Installation¶
Software installation outside python¶
sudo apt install git
Datatoolbox python dependencies¶
See enviroment file.
Set up datatoolbox and connect to a database¶
First time you import datatoolbox, you need to set up the local database and link it to datatoolbox. Otherwise, a simple SANDBOX data structure is loaded for playing around.
1) Create local empty database folder¶
import datatoolbox as dt
dt.admin.create_empty_datashelf('/your/path/on/local/hard_disk')
This created an empty database that can be linked to datatoolbox. This link is one by creating you personal setting including you name and the same path to the database folder on you hard disk without quotation marks.
dt.admin.change_personal_config()

2) Set up remote Access¶
Datatoolbox allows to automatically integrate new data sets by using git + ssh connections. However, this requires having git installed on you system and ssh connection properly set up. The following example shows the outlines the required steps to access gitlab via ssh:
Create account and apply to https://gitlab.com/climateanalytics
set up ssh key access (https://docs.gitlab.com/ee/ssh/)

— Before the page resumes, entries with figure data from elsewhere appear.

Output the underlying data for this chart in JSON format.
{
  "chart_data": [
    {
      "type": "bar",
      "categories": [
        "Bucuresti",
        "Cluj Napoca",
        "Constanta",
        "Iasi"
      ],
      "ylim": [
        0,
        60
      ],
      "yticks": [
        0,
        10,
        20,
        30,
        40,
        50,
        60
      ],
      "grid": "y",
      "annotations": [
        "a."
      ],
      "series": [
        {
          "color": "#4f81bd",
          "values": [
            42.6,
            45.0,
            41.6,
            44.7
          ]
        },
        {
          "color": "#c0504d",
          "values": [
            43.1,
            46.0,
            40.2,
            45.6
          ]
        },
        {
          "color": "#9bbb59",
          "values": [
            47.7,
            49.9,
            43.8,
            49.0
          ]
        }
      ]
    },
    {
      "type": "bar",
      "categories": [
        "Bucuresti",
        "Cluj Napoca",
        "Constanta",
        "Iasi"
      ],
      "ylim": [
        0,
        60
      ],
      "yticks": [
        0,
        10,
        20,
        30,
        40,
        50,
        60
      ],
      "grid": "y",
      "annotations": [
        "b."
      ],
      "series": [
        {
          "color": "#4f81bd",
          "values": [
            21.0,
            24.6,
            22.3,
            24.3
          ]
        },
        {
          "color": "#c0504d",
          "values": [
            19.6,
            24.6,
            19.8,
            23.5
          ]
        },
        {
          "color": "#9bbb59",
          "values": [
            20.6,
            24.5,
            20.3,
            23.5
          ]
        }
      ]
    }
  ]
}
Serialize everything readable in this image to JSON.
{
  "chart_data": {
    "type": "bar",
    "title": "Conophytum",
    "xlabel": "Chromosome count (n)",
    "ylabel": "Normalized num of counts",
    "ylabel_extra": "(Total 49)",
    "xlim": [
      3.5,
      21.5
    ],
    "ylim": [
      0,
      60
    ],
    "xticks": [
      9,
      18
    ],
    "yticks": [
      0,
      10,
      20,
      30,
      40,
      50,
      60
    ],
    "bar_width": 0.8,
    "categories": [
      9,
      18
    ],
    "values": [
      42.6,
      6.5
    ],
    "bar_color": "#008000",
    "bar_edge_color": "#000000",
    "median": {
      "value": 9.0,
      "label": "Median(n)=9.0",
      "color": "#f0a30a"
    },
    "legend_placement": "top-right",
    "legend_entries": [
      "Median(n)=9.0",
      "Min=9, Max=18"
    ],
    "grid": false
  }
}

Available datasets on gitlab: https://gitlab.com/climateanalytics/datashelf
3) Import remote sources¶
Import of remote source (using git in the background)
import datatoolbox as dt
dt.core.DB.importSourceFromRemote('WDI_2020')
dt.core.DB.importSourceFromRemote('PRIMAP_2019')
After the import, the datasets will be available in your local database and can be accessed by functions of datatoolbox.